De ahondarse la tendencia marcada por el «no» francés, el debate sobre un «plan B», hoy cuidadosamente eludido, resultará inevitable. No cabría descartar, en un contexto así, que las propuestas limitaran los cambios a simples retoques «por arriba». Es decir, a algún acuerdo entre los ejecutivos estatales que permitiera introducir reservas para los países más reticentes o incluso quitar del texto aquellos artículos que podrían desarrollarse posteriormente, sin que el «techo ideológico» de la propuesta se viera alterado. El canciller austríaco, Wolfgang Schüssel, ha exhumado incluso la posibilidad de impulsar un nuevo referéndum a escala europea para tapar la grieta abierta por los resultados en Francia y Holanda.
Una salida de esta clase, en todo caso, representaría un fraude a las exigencias de la esfera pública europea que, de manera paradójica, se ha ido creando a partir de los cientos de debates y movilizaciones realizados en torno a los límites de forma y fondo del actual Tratado constitucional en diferentes ciudades del continente. Contra lo que mantienen los partidarios del «sí» crítico, ha sido la irrupción de esta esfera pública crítica, y no las propuestas resignadas de anticipar la mejor interpretación posible del actual Tratado, la que está modificando la correlación de fuerzas a escala europea y creando las condiciones para un auténtico proceso constituyente democrático.
Seguramente, sólo un proceso de esta índole, que permitiera la celebración de una asamblea constituyente escogida de manera simultánea en todos los países de la Unión y por todos sus ciudadanos —o mejor, por todos las personas que residen en su territorio—, podría solventar en términos genuinamente democráticos la «crisis» abierta con los últimos rechazos al Tratado constitucional.

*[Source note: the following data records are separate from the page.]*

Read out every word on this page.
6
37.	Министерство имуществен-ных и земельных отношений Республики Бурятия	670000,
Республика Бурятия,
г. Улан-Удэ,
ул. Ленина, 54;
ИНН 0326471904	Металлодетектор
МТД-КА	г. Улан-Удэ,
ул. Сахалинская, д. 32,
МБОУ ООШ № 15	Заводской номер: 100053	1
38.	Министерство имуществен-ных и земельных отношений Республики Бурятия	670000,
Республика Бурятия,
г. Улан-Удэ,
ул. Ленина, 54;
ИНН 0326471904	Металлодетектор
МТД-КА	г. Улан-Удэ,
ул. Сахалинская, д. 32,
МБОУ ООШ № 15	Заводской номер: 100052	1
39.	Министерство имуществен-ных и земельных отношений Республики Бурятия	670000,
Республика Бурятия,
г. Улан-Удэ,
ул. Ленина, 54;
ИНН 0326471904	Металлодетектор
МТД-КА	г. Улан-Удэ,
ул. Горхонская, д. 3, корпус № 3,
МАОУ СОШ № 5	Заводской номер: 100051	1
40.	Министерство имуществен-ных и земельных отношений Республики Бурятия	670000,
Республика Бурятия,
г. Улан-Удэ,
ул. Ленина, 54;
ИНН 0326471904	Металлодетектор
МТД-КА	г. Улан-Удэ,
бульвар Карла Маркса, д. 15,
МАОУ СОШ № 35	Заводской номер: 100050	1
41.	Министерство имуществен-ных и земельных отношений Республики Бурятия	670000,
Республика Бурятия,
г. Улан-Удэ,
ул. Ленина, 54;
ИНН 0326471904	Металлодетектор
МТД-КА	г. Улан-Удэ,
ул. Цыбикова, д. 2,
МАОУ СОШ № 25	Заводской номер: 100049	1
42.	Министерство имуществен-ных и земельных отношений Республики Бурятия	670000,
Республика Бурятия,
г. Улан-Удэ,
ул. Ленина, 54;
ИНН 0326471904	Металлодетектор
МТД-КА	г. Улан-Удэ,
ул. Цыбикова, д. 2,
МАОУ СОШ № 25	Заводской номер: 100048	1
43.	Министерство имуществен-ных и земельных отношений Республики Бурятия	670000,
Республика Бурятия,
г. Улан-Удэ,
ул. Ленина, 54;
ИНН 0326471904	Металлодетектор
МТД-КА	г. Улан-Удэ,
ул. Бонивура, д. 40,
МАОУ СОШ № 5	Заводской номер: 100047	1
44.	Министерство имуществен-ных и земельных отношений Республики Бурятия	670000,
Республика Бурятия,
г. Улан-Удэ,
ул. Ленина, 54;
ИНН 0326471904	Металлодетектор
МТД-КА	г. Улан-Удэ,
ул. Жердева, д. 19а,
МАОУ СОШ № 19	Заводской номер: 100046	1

Mientras tanto, cuestiones básicas como el abandono de los proyectos de privatización de los servicios públicos, la reforma radical de los estrechos criterios del Pacto de Estabilidad, la introducción de una fiscalidad europea progresiva y ecológicamente orientada, el desarme progresivo de la Unión y la retirada de Iraq y Afganistán de las tropas de todos sus países miembros, o el aumento del presupuesto «social» comunitario con el objeto de reforzar las ayudas a los países empobrecidos del Sur y del Este y de contener, así, los actuales procesos de deslocalización, deberían formar parte irrenunciable de un «plan B» a la altura de las mejores exigencias europeístas del momento.
Un «plan B», en definitiva, que frente al peligro real de una involución racista, nacionalista y autoritaria, permitiera remontar el abismo que hoy separa a gobernantes de gobernados —un fenómeno del que deberían tomar nota también no pocas organizaciones sindicales, como la CES— y facilitara la refundación, «desde abajo», de un espacio europeo abierto, social, democrático, feminista, multicultural y ecologista, capaz de convertirse en una alternativa al actual horizonte capitalista.